A reabilitação urbana continuou a dar que falar em 2015. Um tema que começou a estar na ordem do dia anos antes e que voltou a ser notícia nos últimos 12 meses. E se em fevereiro a Confederação Portuguesa da Construção e do Imobiliário (CPCI) considerava que continuava a não existir no país um mercado de reabilitação urbana, em setembro, Reis Campos, presidente da Associação de Industriais da Construção Civil e Obras Públicas (AICCOPN), dizia que “a reabilitação urbana assume uma nova fase para o setor” da construção.

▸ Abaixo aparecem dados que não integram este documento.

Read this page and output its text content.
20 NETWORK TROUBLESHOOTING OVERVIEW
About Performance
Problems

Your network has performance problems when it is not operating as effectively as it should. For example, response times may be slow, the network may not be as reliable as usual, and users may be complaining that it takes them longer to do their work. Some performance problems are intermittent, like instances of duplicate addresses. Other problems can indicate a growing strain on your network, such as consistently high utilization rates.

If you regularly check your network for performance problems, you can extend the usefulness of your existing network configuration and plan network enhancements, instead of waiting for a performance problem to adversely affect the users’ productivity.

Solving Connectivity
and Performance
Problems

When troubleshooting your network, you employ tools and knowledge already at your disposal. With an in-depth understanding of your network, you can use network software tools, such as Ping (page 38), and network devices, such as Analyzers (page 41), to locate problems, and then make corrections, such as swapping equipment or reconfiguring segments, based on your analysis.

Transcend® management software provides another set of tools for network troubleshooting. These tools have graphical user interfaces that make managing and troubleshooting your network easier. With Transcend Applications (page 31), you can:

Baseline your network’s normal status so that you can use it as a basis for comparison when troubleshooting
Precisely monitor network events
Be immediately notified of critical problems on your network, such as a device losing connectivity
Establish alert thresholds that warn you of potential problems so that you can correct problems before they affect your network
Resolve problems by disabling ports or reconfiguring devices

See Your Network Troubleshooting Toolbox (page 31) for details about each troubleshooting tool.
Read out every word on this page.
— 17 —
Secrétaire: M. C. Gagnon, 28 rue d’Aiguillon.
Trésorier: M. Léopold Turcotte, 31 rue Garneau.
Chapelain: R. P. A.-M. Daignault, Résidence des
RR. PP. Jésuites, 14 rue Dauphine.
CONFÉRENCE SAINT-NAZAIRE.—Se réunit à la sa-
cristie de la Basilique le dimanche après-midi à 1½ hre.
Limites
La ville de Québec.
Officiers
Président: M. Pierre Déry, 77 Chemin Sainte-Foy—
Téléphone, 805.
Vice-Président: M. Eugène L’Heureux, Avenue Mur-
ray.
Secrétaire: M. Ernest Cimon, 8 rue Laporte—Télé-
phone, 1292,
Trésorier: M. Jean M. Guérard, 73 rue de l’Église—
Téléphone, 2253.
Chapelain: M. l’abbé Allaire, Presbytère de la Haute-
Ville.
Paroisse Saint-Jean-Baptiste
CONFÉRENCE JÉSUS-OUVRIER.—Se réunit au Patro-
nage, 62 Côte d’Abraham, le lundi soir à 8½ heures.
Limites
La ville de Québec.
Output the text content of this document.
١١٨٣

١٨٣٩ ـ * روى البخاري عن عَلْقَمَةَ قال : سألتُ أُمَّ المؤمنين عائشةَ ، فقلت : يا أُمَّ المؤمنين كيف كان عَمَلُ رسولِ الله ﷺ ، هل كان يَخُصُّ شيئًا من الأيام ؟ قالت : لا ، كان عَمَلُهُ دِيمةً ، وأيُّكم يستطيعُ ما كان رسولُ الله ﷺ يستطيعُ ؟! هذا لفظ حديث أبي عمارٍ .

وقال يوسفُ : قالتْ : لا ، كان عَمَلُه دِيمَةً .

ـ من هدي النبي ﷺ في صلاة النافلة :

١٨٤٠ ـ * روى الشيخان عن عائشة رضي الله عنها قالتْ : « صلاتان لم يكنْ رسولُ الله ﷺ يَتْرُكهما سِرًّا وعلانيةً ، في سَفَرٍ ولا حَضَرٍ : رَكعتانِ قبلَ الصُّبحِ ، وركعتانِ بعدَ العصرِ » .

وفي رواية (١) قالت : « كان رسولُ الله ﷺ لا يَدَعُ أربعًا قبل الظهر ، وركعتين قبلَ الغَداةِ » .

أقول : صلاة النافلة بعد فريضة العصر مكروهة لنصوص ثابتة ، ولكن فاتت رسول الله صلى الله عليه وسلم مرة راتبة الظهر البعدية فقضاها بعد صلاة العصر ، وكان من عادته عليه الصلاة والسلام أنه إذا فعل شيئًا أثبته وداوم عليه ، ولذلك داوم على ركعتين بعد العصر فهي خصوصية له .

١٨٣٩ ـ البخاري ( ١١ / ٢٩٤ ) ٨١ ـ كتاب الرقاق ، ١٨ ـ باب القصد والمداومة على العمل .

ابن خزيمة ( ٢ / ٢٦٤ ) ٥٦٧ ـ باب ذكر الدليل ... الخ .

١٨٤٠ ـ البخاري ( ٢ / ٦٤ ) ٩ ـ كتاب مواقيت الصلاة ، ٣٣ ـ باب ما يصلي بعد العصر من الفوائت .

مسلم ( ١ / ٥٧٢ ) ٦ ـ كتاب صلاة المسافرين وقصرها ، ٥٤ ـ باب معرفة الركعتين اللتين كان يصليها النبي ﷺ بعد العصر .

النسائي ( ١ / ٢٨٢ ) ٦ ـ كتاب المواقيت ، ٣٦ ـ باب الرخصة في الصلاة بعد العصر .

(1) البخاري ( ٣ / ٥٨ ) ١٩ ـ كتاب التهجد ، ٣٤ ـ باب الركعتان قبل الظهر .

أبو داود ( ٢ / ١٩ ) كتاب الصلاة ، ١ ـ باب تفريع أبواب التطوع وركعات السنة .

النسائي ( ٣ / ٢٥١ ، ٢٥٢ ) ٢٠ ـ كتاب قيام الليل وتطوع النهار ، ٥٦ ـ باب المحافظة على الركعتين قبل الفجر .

Mais recentemente, em dezembro, um estudo da consultora CBRE concluiu que Lisboa, e sobretudo o seu centro histórico, têm atualmente uma “dinâmica de reabilitação de edifícios nunca antes vista”. E foram muitas as notícias escritas ao longo do ano sobre o investimento feito na capital em reabilitação, nomeadamente no que diz respeito ao segmento de luxo. Este projeto, Na Avenida da Liberdade, é um dos exemplos dessa aposta. E em março o nível de atividade na reabilitação urbana já estava a aumentar face a fevereiro.
Mas o ano começou com o anúncio de que iria haver novidades na Frente Ribeirinha de Lisboa. Um assunto que continuou a estar na ordem do dia ao longo do ano, como podes ver aqui e aqui. No caso do Porto soube-se que são precisos 14 milhões de euros para reabilitar bairros sociais.
O Governo mudou mas PSD e PS parecem estar em sintonia no que diz respeito à aposta na reabilitação urbana para dinamizar o setor imobiliário e nomeadamente o mercado de arrendamento. Em junho, o então ministro Jorge Moreira da Silva disse que “Portugal deve passar dos 10% de volume de negócios na reabilitação urbana para 17% em 2020 e para 23% em 2030”. E a boa notícia é que vem aí financiamento europeu para se apostar no setor, com os fundos previstos no Portugal 2020.
Já em novembro, em entrevista ao idealista/news, Vitor Reis, presidente do Instituto de Habitação e Reabilitação Urbana (IHRU), disse que o país tem milhares de edifícios em ruínas e abandonados que podem agora ganhar uma segunda vida, com o Reabilitar para Arrendar, programa que concede financiamento aos investidores a condições mais vantajosas do que o mercado.
No início de dezembro, o novo primeiro-ministro, António Costa, disse que o Governo quer aplicar verbas do fundo da Segurança Social para promover reabilitação e arrendamento. E mais: o Executivo vai criar umFundo Nacional de Reabilitação Urbana, um tema que considera prioritário.
Projeto do edifício Rosa Araújo 55, cujas obras de reabilitação estarão concluídas em 2016.